The biggest drawback for Altspace as a tool for “normal everyday meetings” is the lack of in-session interactivity. Sure, you can interact socially, and the “floating emoji” feature is a nice touch, but you can’t draw on a whiteboard or annotate documents/objects etc.
Altspace was recently the central platform for the huge Educators In VR Summit that took place entirely inside VR, with over 6000 attendees.
9. VR Chat
VR Chat is not designed for professional meetings at all – but hey, that could be a positive argument! If you and your team at some point in time feel like hanging out in any psychedelic or sci-fi setting, with ANY avatars of your choosing (you can be a cute cartoon girl, a superhero, an animal, a rock or whatever strikes your fancy…), this app can certainly be used for a welcome change of scenery. Maybe for informal Friday meetings?
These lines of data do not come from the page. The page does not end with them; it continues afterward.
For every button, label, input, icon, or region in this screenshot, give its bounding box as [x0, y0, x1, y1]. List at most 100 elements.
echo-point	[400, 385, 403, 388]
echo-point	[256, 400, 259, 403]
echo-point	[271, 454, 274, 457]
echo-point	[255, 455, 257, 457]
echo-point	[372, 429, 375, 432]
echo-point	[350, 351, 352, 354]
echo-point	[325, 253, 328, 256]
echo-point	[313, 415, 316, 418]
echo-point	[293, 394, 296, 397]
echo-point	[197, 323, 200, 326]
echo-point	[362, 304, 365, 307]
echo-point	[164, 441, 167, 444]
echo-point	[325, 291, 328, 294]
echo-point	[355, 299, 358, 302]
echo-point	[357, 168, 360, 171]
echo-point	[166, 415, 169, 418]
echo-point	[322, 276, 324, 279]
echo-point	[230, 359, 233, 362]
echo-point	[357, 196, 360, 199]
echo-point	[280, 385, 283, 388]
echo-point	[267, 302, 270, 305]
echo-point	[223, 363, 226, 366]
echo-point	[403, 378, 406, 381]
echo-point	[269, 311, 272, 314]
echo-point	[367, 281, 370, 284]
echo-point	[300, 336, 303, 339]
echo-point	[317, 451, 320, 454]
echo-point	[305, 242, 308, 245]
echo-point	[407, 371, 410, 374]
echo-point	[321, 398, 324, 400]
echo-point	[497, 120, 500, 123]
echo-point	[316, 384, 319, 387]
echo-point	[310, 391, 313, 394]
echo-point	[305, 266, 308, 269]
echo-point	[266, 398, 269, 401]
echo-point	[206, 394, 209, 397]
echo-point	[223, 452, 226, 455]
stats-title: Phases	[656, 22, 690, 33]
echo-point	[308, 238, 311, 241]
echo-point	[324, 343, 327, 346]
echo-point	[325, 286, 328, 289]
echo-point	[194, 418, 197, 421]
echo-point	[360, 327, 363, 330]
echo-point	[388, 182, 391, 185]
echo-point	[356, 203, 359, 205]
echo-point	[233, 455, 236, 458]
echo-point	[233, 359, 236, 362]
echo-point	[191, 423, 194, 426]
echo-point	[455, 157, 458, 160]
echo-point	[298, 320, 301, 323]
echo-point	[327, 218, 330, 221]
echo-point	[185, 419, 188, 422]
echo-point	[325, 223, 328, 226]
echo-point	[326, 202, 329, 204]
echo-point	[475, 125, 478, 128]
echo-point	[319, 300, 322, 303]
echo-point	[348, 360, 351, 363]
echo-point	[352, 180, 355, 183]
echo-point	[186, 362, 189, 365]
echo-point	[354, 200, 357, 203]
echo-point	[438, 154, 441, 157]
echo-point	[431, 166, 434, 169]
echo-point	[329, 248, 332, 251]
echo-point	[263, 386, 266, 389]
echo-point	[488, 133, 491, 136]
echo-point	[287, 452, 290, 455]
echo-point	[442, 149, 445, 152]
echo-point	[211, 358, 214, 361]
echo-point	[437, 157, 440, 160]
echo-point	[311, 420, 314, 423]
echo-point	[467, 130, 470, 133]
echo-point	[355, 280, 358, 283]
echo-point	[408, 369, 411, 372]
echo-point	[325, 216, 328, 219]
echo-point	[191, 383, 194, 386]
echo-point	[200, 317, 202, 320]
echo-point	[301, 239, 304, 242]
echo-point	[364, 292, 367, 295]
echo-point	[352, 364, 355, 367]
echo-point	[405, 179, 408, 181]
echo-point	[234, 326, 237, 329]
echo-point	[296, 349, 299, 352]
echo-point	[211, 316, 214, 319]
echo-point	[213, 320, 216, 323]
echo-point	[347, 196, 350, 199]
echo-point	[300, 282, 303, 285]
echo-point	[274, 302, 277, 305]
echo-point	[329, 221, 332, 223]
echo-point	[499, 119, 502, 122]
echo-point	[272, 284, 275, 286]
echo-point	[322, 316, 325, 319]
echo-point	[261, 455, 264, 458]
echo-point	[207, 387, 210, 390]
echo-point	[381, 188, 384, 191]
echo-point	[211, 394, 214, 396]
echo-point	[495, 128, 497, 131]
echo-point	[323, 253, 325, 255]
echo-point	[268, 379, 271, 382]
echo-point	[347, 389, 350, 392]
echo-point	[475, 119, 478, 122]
Since VR Chat supports full body tracking through Vive Trackers, you can even have a dance party! (Does it still count as a productive meeting? Depends on who you ask!)
You can’t really share media or documents other than youtube links inside VR Chat, but it is possible to create a functional whiteboard with pens at least. For world-building, VR Chat recently released a powerful editor and scripting tool.
As you can see, this list has a mix of premium apps for enterprise, social VR apps for consumers that can also be used professionally and some in between those. I hope it makes you consider making the leap to VR as an alternative to video conferencing for your remote collaboration needs!
What apps do you miss from this list? What would you like to see if we do more in-depth reviews for these apps individually? And have you started exploring the possibilities with meeting remotely through VR yet?